Close Reading Blog Group A

Victor Frankenstein, from Mary Shelley’s Frankenstein, has created life in the form of a monster. This haunts him, and only becomes worse once the monster begins to terrorize his family. However, there are rare moments of peace that come to Frankenstein when he is alone in nature. Beginning immediately after the monster comes to life, to the end of the book, Frankenstein feels most comfortable in nature, away from people. One particular moment is after the deaths of Frankenstein’s younger brother and the family’s servant.

“About this time we tired to our house at Belrive. This change was particularly agreeable to me. The shutting of the gates regularly at ten o’clock and the impossibility of remaining on the lake after that hour had rendered our residence within the walls of Geneva very irksome to me. I was now free” (Shelly 78).

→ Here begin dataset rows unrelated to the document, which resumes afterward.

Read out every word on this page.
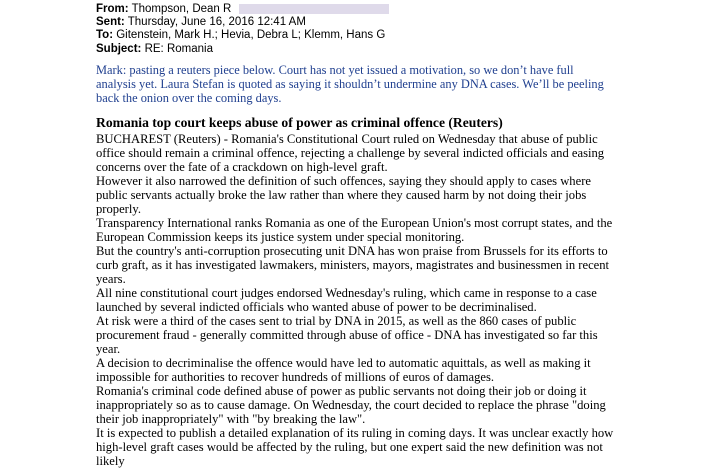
From: Thompson, Dean R
Sent: Thursday, June 16, 2016 12:41 AM
To: Gitenstein, Mark H.; Hevia, Debra L; Klemm, Hans G
Subject: RE: Romania
Mark: pasting a reuters piece below. Court has not yet issued a motivation, so we don’t have full analysis yet. Laura Stefan is quoted as saying it shouldn’t undermine any DNA cases. We’ll be peeling back the onion over the coming days.
Romania top court keeps abuse of power as criminal offence (Reuters)

BUCHAREST (Reuters) - Romania's Constitutional Court ruled on Wednesday that abuse of public office should remain a criminal offence, rejecting a challenge by several indicted officials and easing concerns over the fate of a crackdown on high-level graft.

However it also narrowed the definition of such offences, saying they should apply to cases where public servants actually broke the law rather than where they caused harm by not doing their jobs properly.

Transparency International ranks Romania as one of the European Union's most corrupt states, and the European Commission keeps its justice system under special monitoring.

But the country's anti-corruption prosecuting unit DNA has won praise from Brussels for its efforts to curb graft, as it has investigated lawmakers, ministers, mayors, magistrates and businessmen in recent years.

All nine constitutional court judges endorsed Wednesday's ruling, which came in response to a case launched by several indicted officials who wanted abuse of power to be decriminalised.

At risk were a third of the cases sent to trial by DNA in 2015, as well as the 860 cases of public procurement fraud - generally committed through abuse of office - DNA has investigated so far this year.

A decision to decriminalise the offence would have led to automatic aquittals, as well as making it impossible for authorities to recover hundreds of millions of euros of damages.

Romania's criminal code defined abuse of power as public servants not doing their job or doing it inappropriately so as to cause damage. On Wednesday, the court decided to replace the phrase "doing their job inappropriately" with "by breaking the law".

It is expected to publish a detailed explanation of its ruling in coming days. It was unclear exactly how high-level graft cases would be affected by the ruling, but one expert said the new definition was not likely
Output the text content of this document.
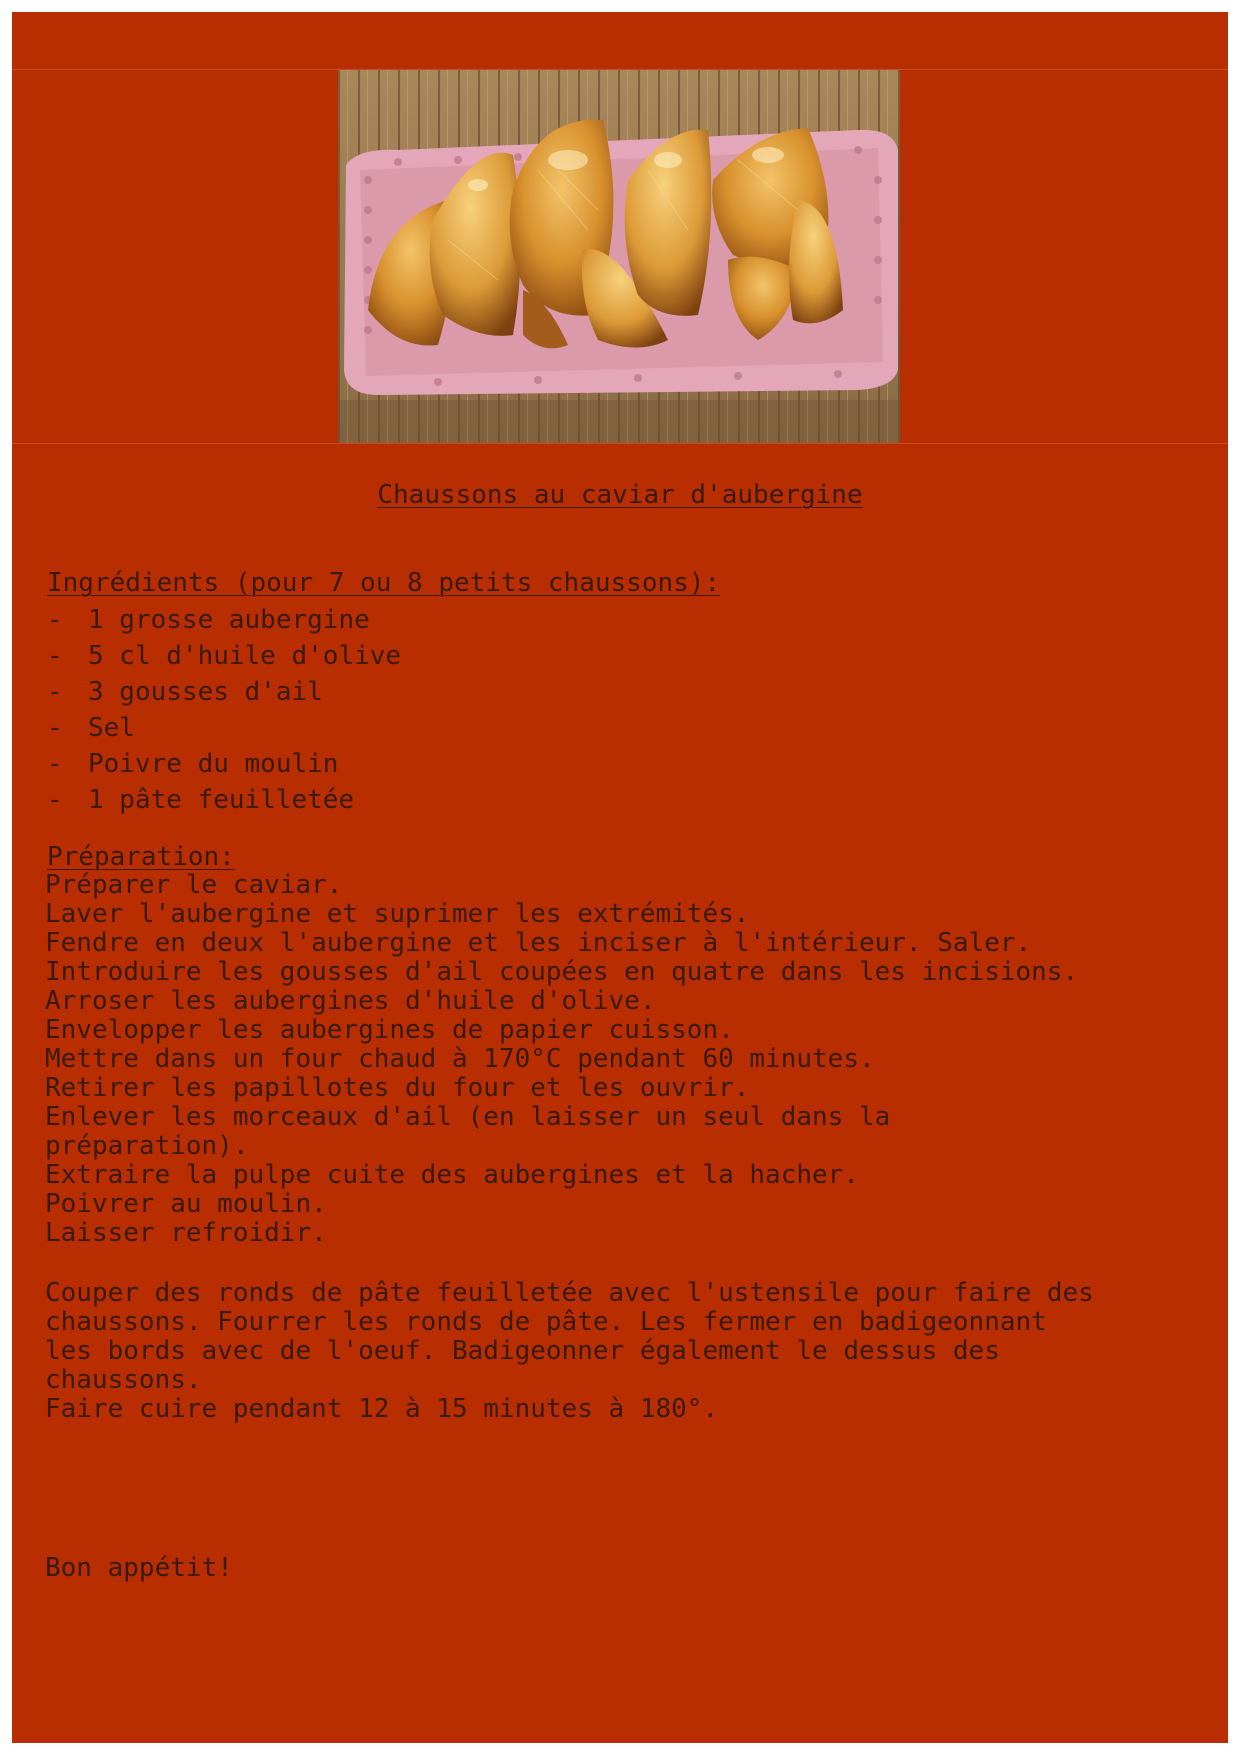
Chaussons au caviar d'aubergine
Ingrédients (pour 7 ou 8 petits chaussons):
- 1 grosse aubergine
- 5 cl d'huile d'olive
- 3 gousses d'ail
- Sel
- Poivre du moulin
- 1 pâte feuilletée
Préparation:
Préparer le caviar.
Laver l'aubergine et suprimer les extrémités.
Fendre en deux l'aubergine et les inciser à l'intérieur. Saler.
Introduire les gousses d'ail coupées en quatre dans les incisions.
Arroser les aubergines d'huile d'olive.
Envelopper les aubergines de papier cuisson.
Mettre dans un four chaud à 170°C pendant 60 minutes.
Retirer les papillotes du four et les ouvrir.
Enlever les morceaux d'ail (en laisser un seul dans la
préparation).
Extraire la pulpe cuite des aubergines et la hacher.
Poivrer au moulin.
Laisser refroidir.
Couper des ronds de pâte feuilletée avec l'ustensile pour faire des
chaussons. Fourrer les ronds de pâte. Les fermer en badigeonnant
les bords avec de l'oeuf. Badigeonner également le dessus des
chaussons.
Faire cuire pendant 12 à 15 minutes à 180°.
Bon appétit!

In this moment, Frankenstein expresses his displeasure of being separated from nature. Geneva’s shutting gates restrict him from exploring and finding a moment of peace when it is most necessary. Frankenstein is free to be anxious because of his previous actions in nature because he is alone and will not worry his family. Further in that passage, he states that he enjoys taking a boat into the lake and lets his mind wander as the boat finds it’s own way. The change in setting, from Geneva to Belrive, gives Frankenstein his relief. Geneva is a more populated area, but Belrive is implied to be a vacation home, a more private area. In addition to this, the opening of nature is also important. In Geneva, the day is limited, as well as the passage into nature. This nature is also tainted because Frankenstein’s younger brother was killed there. But Belrive’s nature is not closed off by a time constraint, and it is pure. This is what Frankenstein craves most; to be free and pure. But his creation of the monster has doomed him to be filled with guilt for the rest of his life.

Frankenstein’s desire to be with the purity of nature is a yearning for his interior to mimic his exterior environment. Frankenstein’s monster finds a similar peace in nature, away from humans who judge and scream at him. Frankenstein finds peace in nature because he is always away from other humans, but this is so that he can freely express his emotions and inner thoughts. Romantics believed in the power of nature, and Shelly was no exception, showing through her characters the calming power of nature. The end of the book, Frankenstein has been chased to the Arctic by the monster. He is at peace away from other humans, but no longer because it allows him to truly express his thoughts, but because he knows the monster cannot harm anyone but himself.